Since returning from the holidays, a few articles from other news outlets - relating to pay, reward and HR - have spiked my interest, so I thought I would round them up and continue to do this on an ongoing basis.
Here is the first collection of news that’s caught my eye. If any intrigue you, I’d love to hear your thoughts in the comments below, on social or via email: email@example.com
The Guardian has reported that Greggs employees are being rewarded with a £7m special bonus after the successful launch of the bakery chain’s vegan sausage roll last year boosted sales and profits.
These bonuses will be one off-payments, so I wonder if such a short-term reward will achieve anything or foster engagement?
Finland’s new 34-year-old prime minister wants her citizens on a four-day workweek
CNBC published an article on a popular story this week which included proposals from Finland’s new 34-year-old prime minister.
Sanna Marin has previously proposed putting the entire country on a four-day workweek consisting of six-hour workdays, in a bid to transition the country to what she called “the next step for us in working life.”
I’m sure most employees would enjoy this, but if that were to be replicated in the UK (could we be so lucky?), could the public afford for public sector workers (teachers, nurses, HMRC advisors) to work less?

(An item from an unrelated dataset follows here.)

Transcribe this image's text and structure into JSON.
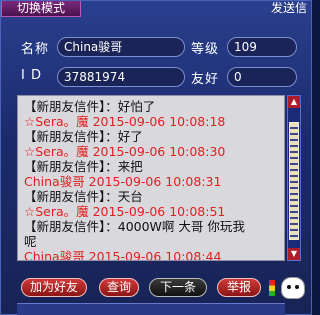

Late last week the BBC reported on a tribunal ruling where an individual claimed he was sacked by his workplace because of his ethical veganism. The courts ruled ethical veganism is a "philosophical belief" and so is protected in law, but they are yet to rule on his dismissal.
The individual believes he was sacked by his employer, an animal welfare charity, after disclosing it invested pension funds in firms involved in animal testing. This is a very concerning case and of course a question of morals, but we will have to wait and find out what the law says about his dismissal. What conclusion do you expect?
New research from The University of Salford has found that gossip in the workplace can have a positive impact on employees.
The release stated that 61 percent of gossip in the workplace is positive and that encouraging a more open attitude towards “water cooler/kitchen chat” should not be viewed as wasting time, but as an important mechanism for facilitating interactions. Can this really be the case?